Un cabreo del 1796 (inventario dei beni patrimoniali) riporta l'estensione del bosco del Sovero in vigne 534 di terre macchiose, ed anche quella del bosco di S. Eugenia, appartenente sempre ai Giovanniti, in vigne 615 e posto ai confini tra Terlizzi e Bitonto che l'erudito Lorenzo Giustiniani (Napoli 1761-1824) cita nel suo "Dizionario Geografico Del Regno di Napoli" e l'abate Fortis nel suo viaggio da Molfetta a Matera e Gravina, riportato dal naturalista svizzero Carl Ulysses von Salis-Marschlins (1760-1818) nell'opera "Nel Regno di Napoli".
Con la fine nel 1475 della Precettoria e dopo oltre tre secoli della Commenda, sempre alla dipendenza del Gran Priorato di Barletta, il patrimonio del complesso soveretano fu incamerato al demanio dal Regime francese con decreto del 5 novembre 1808, messo all'asta e venduto a privati.
Con istrumento del 18 gennaio 1812 e 1° giugno 1813 del notaio Emanuele Caputi di Napoli, il terlizzese Michele Lamparelli (1776-1857), medico di corte fedele ai francesi, acquistò il bosco denominato Sovero, fondi rustici e urbani e gli antichi stabili soveretani (chiesa, convento, ospedale, monastero), servendosi della mediazione di un "tale Colucci Giuseppe Antonio della Provincia di Bari" (De Ninno G., Note biografiche del Cav.
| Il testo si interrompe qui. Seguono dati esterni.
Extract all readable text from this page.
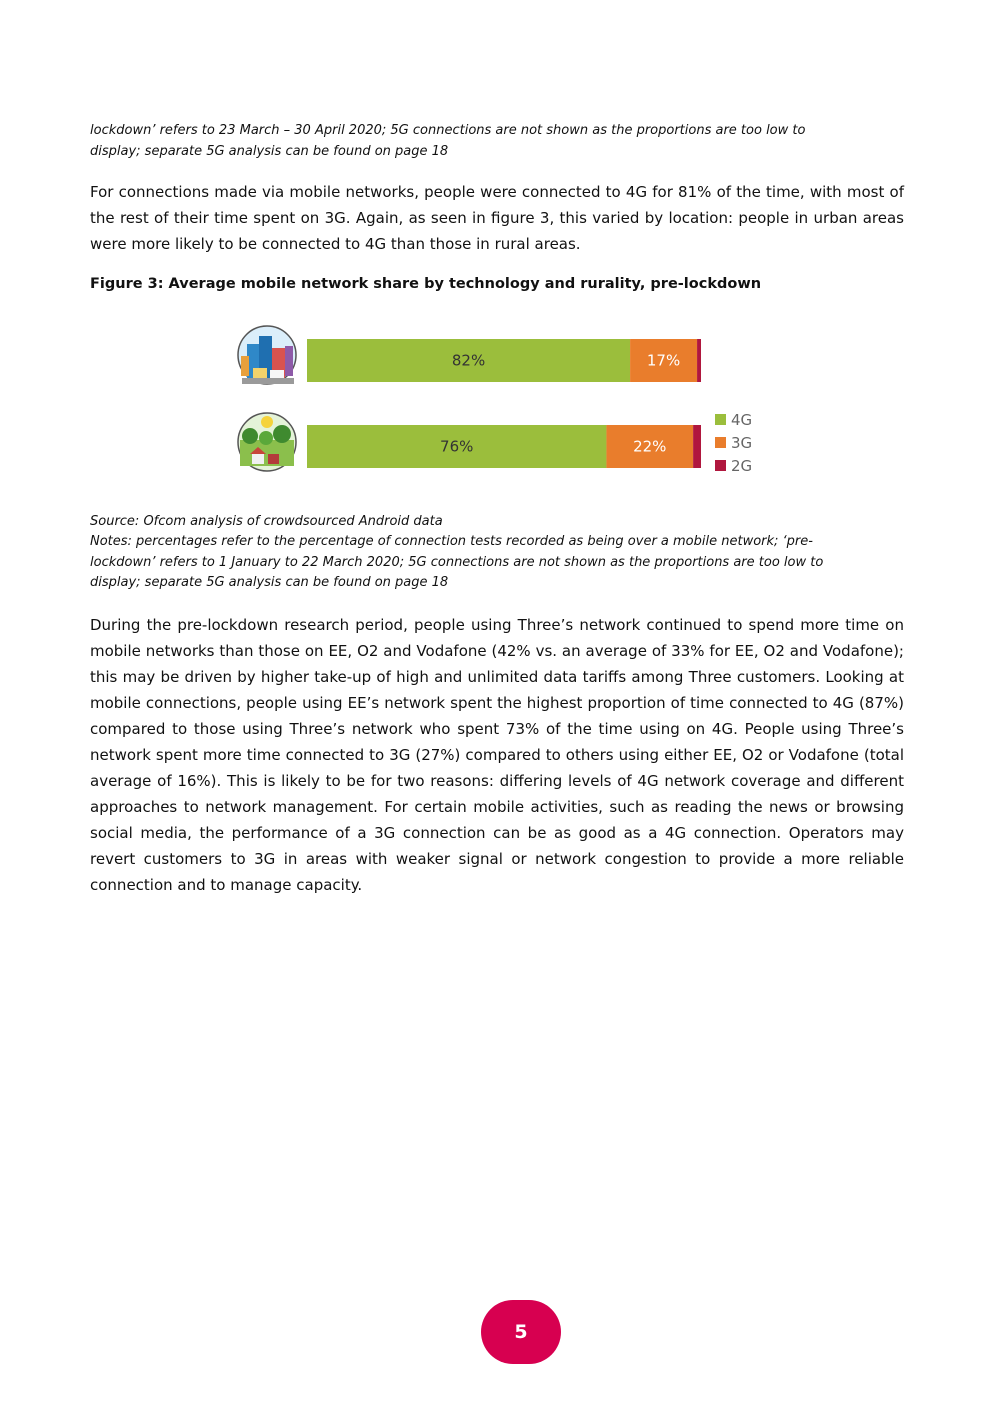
lockdown’ refers to 23 March – 30 April 2020; 5G connections are not shown as the proportions are too low to display; separate 5G analysis can be found on page 18

For connections made via mobile networks, people were connected to 4G for 81% of the time, with most of the rest of their time spent on 3G. Again, as seen in figure 3, this varied by location: people in urban areas were more likely to be connected to 4G than those in rural areas.

Figure 3: Average mobile network share by technology and rurality, pre-lockdown

82%	17%
76%	22%
4G
3G
2G

Source: Ofcom analysis of crowdsourced Android data

Notes: percentages refer to the percentage of connection tests recorded as being over a mobile network; ‘pre-lockdown’ refers to 1 January to 22 March 2020; 5G connections are not shown as the proportions are too low to display; separate 5G analysis can be found on page 18

During the pre-lockdown research period, people using Three’s network continued to spend more time on mobile networks than those on EE, O2 and Vodafone (42% vs. an average of 33% for EE, O2 and Vodafone); this may be driven by higher take-up of high and unlimited data tariffs among Three customers. Looking at mobile connections, people using EE’s network spent the highest proportion of time connected to 4G (87%) compared to those using Three’s network who spent 73% of the time using on 4G. People using Three’s network spent more time connected to 3G (27%) compared to others using either EE, O2 or Vodafone (total average of 16%). This is likely to be for two reasons: differing levels of 4G network coverage and different approaches to network management. For certain mobile activities, such as reading the news or browsing social media, the performance of a 3G connection can be as good as a 4G connection. Operators may revert customers to 3G in areas with weaker signal or network congestion to provide a more reliable connection and to manage capacity.

5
Michele Lamparelli, Bari 1904).
Invece il bosco di Sant'Eugenia fu venduto ai nobili Siciliani di Giovinazzo.
Tornato nella sua amata Terlizzi, il Lamparelli, medico della Regina Carolina Annunziata, consorte di Gioacchino Murat e sorella di Napoleone, si fece "massaro" come amava dire di sé, e nella solitudine del Sovero trasformò, grazie alle sue conoscenze agronomiche e al duro e intelligente lavoro dei nostri esperti contadini, un paesaggio di rude e rara bellezza, quale era il bosco del Sovero, in mandorleti e in argentei uliveti. All'ombra della meravigliosa distesa di alberi l'archiatra terlizzese trascorse gli ultimi anni di vita».